Methods: This applicable study was conducted using review documentation, interview, and focus group discussions in Shiraz
University of Medical Sciences (SUMS), as the medical pole in Iran, during 2013 - 2015. The study sample consisted of physicians (n = 12) and nurses (n = 2) in the largest hospital in south of Iran as well as information technology (IT) experts (n = 5) in SUMS. The CPOE functional requirements were examined in 3 phases. Finally, the functional requirements were distributed in 4 levels and, accordingly, the CPOE was designed and implemented on the users’ (nurses and physician) mobile devices.

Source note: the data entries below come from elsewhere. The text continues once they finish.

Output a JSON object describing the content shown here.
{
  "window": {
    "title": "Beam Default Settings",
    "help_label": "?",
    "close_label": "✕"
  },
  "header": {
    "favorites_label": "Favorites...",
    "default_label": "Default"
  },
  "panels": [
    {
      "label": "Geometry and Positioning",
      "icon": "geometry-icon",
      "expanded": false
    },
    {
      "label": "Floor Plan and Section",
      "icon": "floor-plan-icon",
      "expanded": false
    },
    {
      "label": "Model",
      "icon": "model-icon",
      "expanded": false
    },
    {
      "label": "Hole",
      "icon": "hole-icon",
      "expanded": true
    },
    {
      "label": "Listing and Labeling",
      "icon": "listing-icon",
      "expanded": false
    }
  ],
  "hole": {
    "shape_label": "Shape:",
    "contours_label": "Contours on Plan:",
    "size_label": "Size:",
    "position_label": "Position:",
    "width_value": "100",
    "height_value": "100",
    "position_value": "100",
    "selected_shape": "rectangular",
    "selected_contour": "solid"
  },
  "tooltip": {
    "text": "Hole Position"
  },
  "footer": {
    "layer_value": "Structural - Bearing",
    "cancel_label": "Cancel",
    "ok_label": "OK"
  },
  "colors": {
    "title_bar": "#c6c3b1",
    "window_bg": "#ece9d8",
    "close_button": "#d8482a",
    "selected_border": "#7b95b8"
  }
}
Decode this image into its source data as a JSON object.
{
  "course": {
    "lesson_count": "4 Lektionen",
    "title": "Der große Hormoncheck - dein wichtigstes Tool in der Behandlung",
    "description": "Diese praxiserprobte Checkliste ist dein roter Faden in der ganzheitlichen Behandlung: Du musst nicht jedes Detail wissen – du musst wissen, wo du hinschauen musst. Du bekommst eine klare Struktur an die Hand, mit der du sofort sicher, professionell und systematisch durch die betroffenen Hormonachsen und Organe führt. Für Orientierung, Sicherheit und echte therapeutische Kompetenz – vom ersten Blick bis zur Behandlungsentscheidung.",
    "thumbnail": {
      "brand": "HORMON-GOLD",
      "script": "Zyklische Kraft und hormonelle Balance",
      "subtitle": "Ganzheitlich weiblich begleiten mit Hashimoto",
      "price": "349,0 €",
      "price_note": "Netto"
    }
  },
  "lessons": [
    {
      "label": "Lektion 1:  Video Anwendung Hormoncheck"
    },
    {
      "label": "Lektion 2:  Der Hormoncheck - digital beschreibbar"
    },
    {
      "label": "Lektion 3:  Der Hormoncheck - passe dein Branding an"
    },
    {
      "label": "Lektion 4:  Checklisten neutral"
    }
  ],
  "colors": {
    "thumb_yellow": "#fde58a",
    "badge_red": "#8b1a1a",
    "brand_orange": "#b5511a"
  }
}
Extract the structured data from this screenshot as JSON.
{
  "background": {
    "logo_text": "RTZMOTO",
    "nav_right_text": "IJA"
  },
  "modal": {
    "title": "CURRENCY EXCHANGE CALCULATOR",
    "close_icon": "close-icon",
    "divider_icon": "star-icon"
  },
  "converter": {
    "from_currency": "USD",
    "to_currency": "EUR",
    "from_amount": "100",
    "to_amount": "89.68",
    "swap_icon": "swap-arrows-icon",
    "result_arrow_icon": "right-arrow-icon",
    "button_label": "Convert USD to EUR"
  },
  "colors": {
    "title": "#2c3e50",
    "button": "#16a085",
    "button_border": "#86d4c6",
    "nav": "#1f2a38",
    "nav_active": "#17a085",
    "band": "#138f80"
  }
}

Results: The CPOE software had 7 main dimensions, namely: 1, data entry; 2, drug interactions management system; 3, warning system; 4, treatment services; 5, ability to write in software; 6, reporting from all sections of the software, and 7, technical capabilities of the software. The nurses and physicians emphasized quick access to the CPOE software, especially installation of the software on the mobile devices, and applicability of the software. Accordingly, the CPOE was designed and implemented on the users’ (nurses and physician) mobile devices. The software had some items that had not been mentioned in other studies.
Conclusions: This study was the first specific investigation of the CPOE software design in Iran. Based on the results, this software could be implemented on the mobile devices in hospitals for improvement of health care.